En la ciudad de Santo Domingo, la leyenda del Río Ozama había perdurado a lo largo de los siglos. Se decía que el río, que cruzaba la ciudad desde su nacimiento en las montañas hasta su desembocadura en el mar Caribe, guardaba secretos de tiempos antiguos, historias de navegantes, piratas y dioses olvidados. Entre todos esos relatos, uno en particular siempre cautivó a las generaciones más jóvenes: la Canción del Río Ozama.
La leyenda hablaba de una melodía etérea, un canto flotante que solo aquellos con un corazón puro podían escuchar. Decían que la canción del río no era un simple sonido, sino una conexión entre el pasado y el futuro, un susurro del alma del río, que guardaba en sus aguas las voces de los que ya no estaban.
Martín, un joven curioso y soñador, había escuchado muchas veces la historia de la Canción del Río Ozama. Su abuelo, un hombre sabio que había vivido cerca del río durante toda su vida, le había contado historias sobre cómo, en noches especiales, el río cantaba de una manera que hacía que los árboles susurraran y las estrellas brillaran con más intensidad. Sin embargo, nadie en la familia había logrado escucharla, y con el paso de los años, la historia había caído en el olvido. Martín no podía aceptar que esa melodía mágica fuera solo un mito, y decidió buscarla.
Una cálida noche de verano, cuando el aire estaba impregnado de la fragancia de los jardines cercanos y la luna se reflejaba en las aguas del Ozama, Martín decidió aventurarse solo al río. Se despidió de su madre, quien le advirtió que no se alejara demasiado, pero su deseo era más fuerte que cualquier precaución.

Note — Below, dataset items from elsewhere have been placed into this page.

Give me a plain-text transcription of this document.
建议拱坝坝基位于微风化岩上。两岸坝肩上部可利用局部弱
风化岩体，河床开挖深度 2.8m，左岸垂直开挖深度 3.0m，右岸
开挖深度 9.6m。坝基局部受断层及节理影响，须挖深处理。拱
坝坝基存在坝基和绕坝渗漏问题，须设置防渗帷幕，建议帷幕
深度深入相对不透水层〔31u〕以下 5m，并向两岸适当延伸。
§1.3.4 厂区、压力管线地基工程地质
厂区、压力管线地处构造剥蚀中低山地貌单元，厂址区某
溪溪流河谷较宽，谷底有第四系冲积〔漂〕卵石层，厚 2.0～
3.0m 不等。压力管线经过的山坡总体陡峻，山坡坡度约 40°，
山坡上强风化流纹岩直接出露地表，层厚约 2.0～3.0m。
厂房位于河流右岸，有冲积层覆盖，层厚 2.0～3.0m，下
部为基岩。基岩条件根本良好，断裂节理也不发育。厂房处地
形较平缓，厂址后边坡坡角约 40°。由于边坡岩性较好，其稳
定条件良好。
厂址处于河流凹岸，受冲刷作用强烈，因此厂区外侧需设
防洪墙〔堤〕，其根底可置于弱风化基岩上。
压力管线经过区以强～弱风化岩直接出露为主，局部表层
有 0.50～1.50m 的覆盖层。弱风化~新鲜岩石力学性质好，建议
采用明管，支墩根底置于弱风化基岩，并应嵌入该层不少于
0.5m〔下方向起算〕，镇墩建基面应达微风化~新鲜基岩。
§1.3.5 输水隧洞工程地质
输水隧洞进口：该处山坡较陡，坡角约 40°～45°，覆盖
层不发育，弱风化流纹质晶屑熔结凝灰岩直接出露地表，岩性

Caminó durante horas, siguiendo la orilla del río mientras la ciudad dormía en silencio. El murmullo del agua lo acompañaba, y en su mente solo había una pregunta: ¿realmente existía la Canción del Río Ozama?
Finalmente, llegó a un lugar apartado, un recodo del río donde las aguas parecían más tranquilas, como si se tomaran un respiro en su eterno viaje. La luna iluminaba el agua de manera especial, creando un reflejo plateado que danzaba suavemente. En ese momento, algo extraño sucedió.
Martín cerró los ojos, casi como si sintiera una presencia en el aire. Un suave susurro comenzó a llenar el espacio, un sonido lejano que parecía venir de todas partes a la vez. Al principio pensó que era solo el viento, pero a medida que prestaba más atención, se dio cuenta de que no era viento lo que escuchaba, sino algo más, algo profundo y lleno de historia.
Era la Canción del Río Ozama.
Las notas eran suaves, pero cada una de ellas parecía contar una historia. Era como si el río le hablara directamente a su corazón, susurrándole secretos de tiempos antiguos, momentos de alegría y tristeza que habían ocurrido a lo largo de los siglos. Martín pudo escuchar ecos de voces lejanas: los navegantes que habían surcado sus aguas, los piratas que una vez escondieron sus tesoros en sus orillas, y los dioses antiguos que una vez habían visitado la isla.
La melodía le hablaba de una época lejana, cuando el río aún era joven y no había sido tocado por el hombre. Le hablaba de las lágrimas de los que se habían perdido en el río, de aquellos que habían amado y perdido, de aquellos que habían sido olvidados pero que, de alguna manera, nunca se habían ido.
Martín, sin poder resistir la emoción, se sentó en la orilla, dejando que la canción lo envolviera. No sabía cuánto tiempo había pasado, pero cuando la música finalmente se desvaneció, como si el río hubiera tomado un respiro, Martín abrió los ojos y vio que el mundo a su alrededor parecía más brillante. El río ya no era solo agua fluyendo: era un ser vivo, un testigo de la historia, una presencia que conectaba el pasado y el presente en un solo canto.
Desde esa noche, Martín nunca dejó de visitar el río. Cada vez que se acercaba a sus orillas, podía escuchar, aunque de manera más tenue, el eco de la Canción del Río Ozama. Sabía que el río seguiría cantando, guardando sus secretos, pero que ahora, por fin, él también era parte de esa historia.
La Canción del Río Ozama había dejado una huella en su alma, una melodía que no solo le reveló los misterios del pasado, sino que lo conectó con algo mucho más grande que él mismo, algo eterno y profundo como el mismo río. Y así, la leyenda del Ozama siguió viva en el corazón de Martín, quien, con el tiempo, también se convirtió en guardián de su canción.